I finally got it. While I was holding Obama to a typical political standard, his supporters' standard, forged in the snows of Iowa and New Hampshire, was more elevated and exacting. To them, the "Obama of Winter" had been a calling, while the "Obama of Summer" was causing an uncomfortable disconnect (as evidenced by a decline in the percentage of Obama supporters who tell pollsters they are 'totally' verses 'probably' certain to vote for him).

Obama can blame his "supporters on the left" for the recent flare up, but my sense is that much of the reaction can be laid at the feet of the growing number of political advisers surrounding him. Political consultants, especially at the presidential level, are a cautious breed. Their instinct is to dumb down the candidates positions to the lowest common denominator to avoid offending the most number of voters. A good example was the campaign's rationale for Obama's decision to bypass public financing after saying earlier he would accept it.

Obama's handlers came up with some lame excuse that the campaign's millions of small contributors were, in effect, another form of public finance. That's an 'Obama of Summer' line. I'd like to think the 'Obama of Winter' response would have been (had it not been dumbed down), "Because we're in a position to raise enough money to defend ourselves against getting mugged by Swift boat type thugs, we are not going to allow spending limits to leave us defenseless this time. Period!"

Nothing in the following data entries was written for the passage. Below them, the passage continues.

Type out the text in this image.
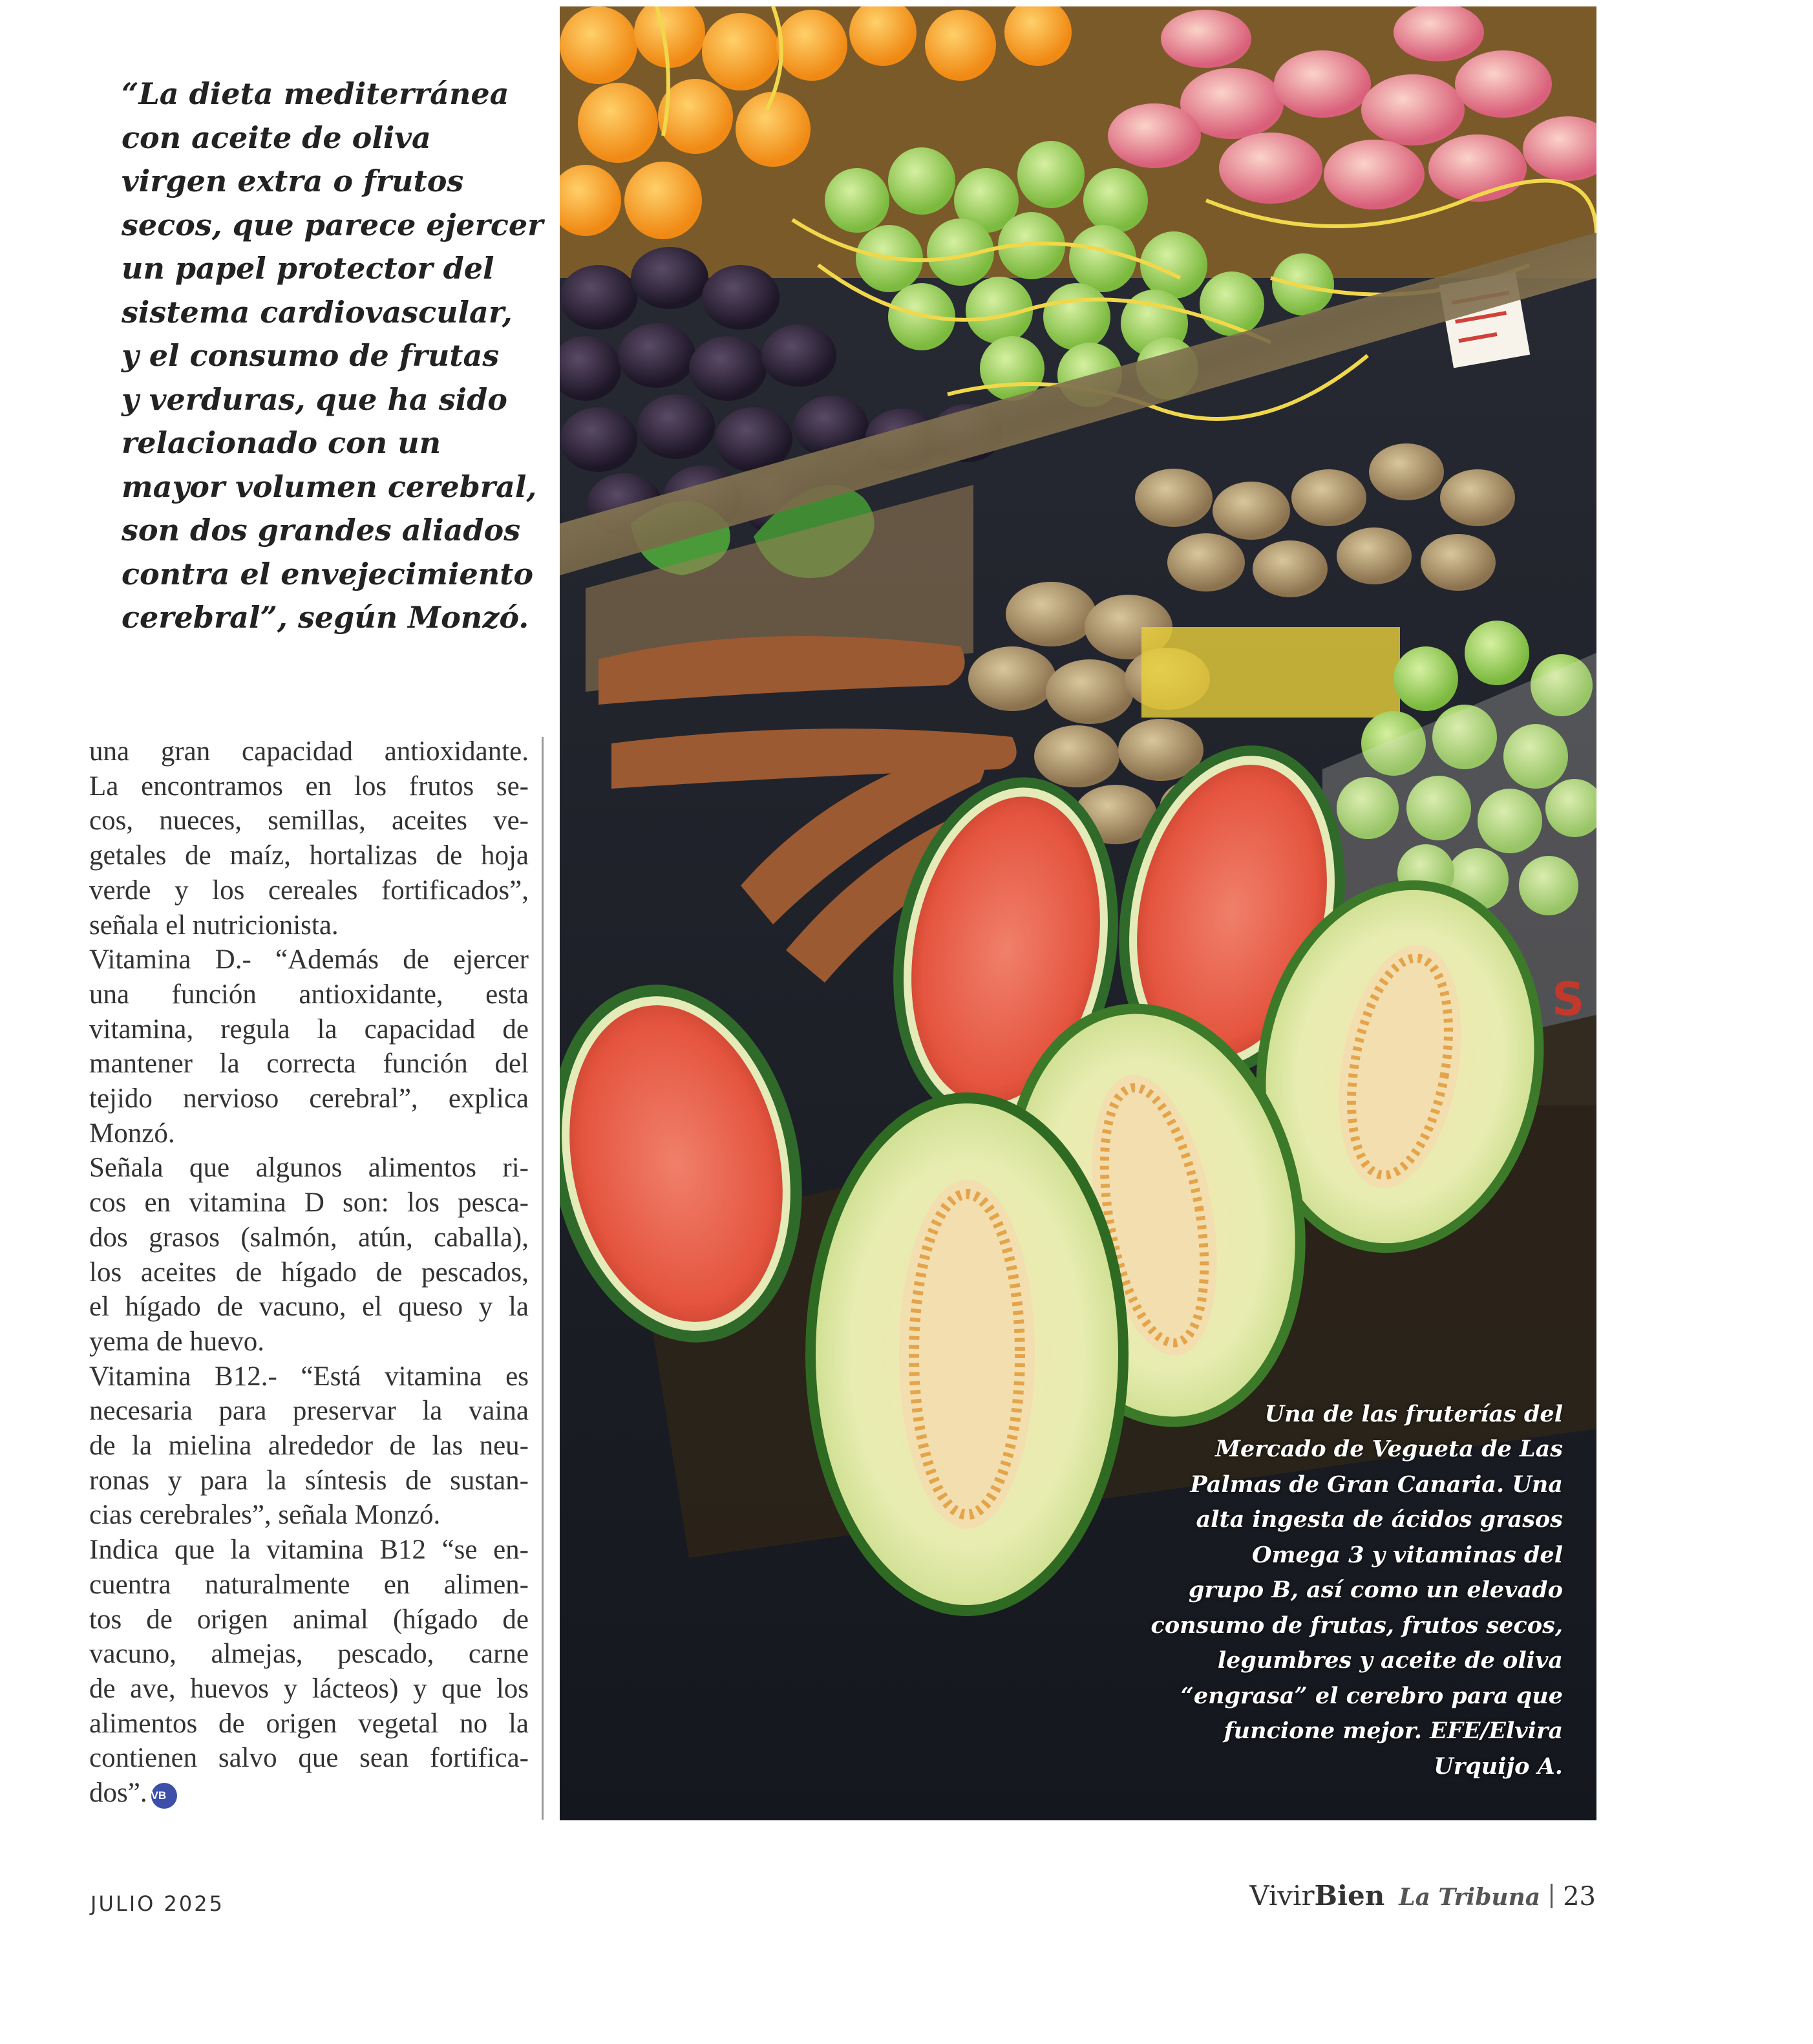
“La dieta mediterránea
con aceite de oliva
virgen extra o frutos
secos, que parece ejercer
un papel protector del
sistema cardiovascular,
y el consumo de frutas
y verduras, que ha sido
relacionado con un
mayor volumen cerebral,
son dos grandes aliados
contra el envejecimiento
cerebral”, según Monzó.
una gran capacidad antioxidante.
La encontramos en los frutos se-
cos, nueces, semillas, aceites ve-
getales de maíz, hortalizas de hoja
verde y los cereales fortificados”,
señala el nutricionista.
Vitamina D.- “Además de ejercer
una función antioxidante, esta
vitamina, regula la capacidad de
mantener la correcta función del
tejido nervioso cerebral”, explica
Monzó.
Señala que algunos alimentos ri-
cos en vitamina D son: los pesca-
dos grasos (salmón, atún, caballa),
los aceites de hígado de pescados,
el hígado de vacuno, el queso y la
yema de huevo.
Vitamina B12.- “Está vitamina es
necesaria para preservar la vaina
de la mielina alrededor de las neu-
ronas y para la síntesis de sustan-
cias cerebrales”, señala Monzó.
Indica que la vitamina B12 “se en-
cuentra naturalmente en alimen-
tos de origen animal (hígado de
vacuno, almejas, pescado, carne
de ave, huevos y lácteos) y que los
alimentos de origen vegetal no la
contienen salvo que sean fortifica-
dos”. VB
S
Una de las fruterías del
Mercado de Vegueta de Las
Palmas de Gran Canaria. Una
alta ingesta de ácidos grasos
Omega 3 y vitaminas del
grupo B, así como un elevado
consumo de frutas, frutos secos,
legumbres y aceite de oliva
“engrasa” el cerebro para que
funcione mejor. EFE/Elvira
Urquijo A.
JULIO 2025	Vivir Bien La Tribuna 23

On Iraq, the 'Obama of Winter' statement most likely would have been, "Of course I'm going to listen to the commanders in Iraq on how best to withdraw our troops safely, but make no mistake, we will withdraw. If George Bush and John McCain had listened to Colin Powell and the Joint Chiefs (both opposed invading Iraq) in the first place, we would not be in the mess we are in now. Period!"

That was essentially the position Obama took anyway in clarifying his statement last week in North Dakota. There is a lesson here for Obama. The American people (and his supporters especially) want their presidents to be confident and to the point. They are tired of spin. Consultant driven dumbing down is the opposite of confident and obviously spin. The fact is Obama has moved very little but his recent explanations on issues have been dumbed down enough to give the impression that he has moved considerably.

Barack Obama should take a minute to watch the "Yes We Can" video, and look at the faces in the crowd. They are the backbone of his organization and the foundation of his massive internet contributor base. Obama set a standard for his candidacy last winter that his supporters still expect of him this summer. They expect more from Obama than politics as usual, and they have every right to want to see him meet those expectations.

Obama might then assess the advice he's getting from his political consultants (and veteran political supporters like me) and come to the conclusion that, unlike my son and the rest of Obama's young supporters who were drawn to the "Obama of Winter", we're the ones who just don't get it.

Bob Beckel managed Walter Mondale’s 1984 presidential campaign. He is a senior political analyst for the Fox News Channel and a columnist for USA Today. Beckel is the co-author with Cal Thomas of the book "Common Ground."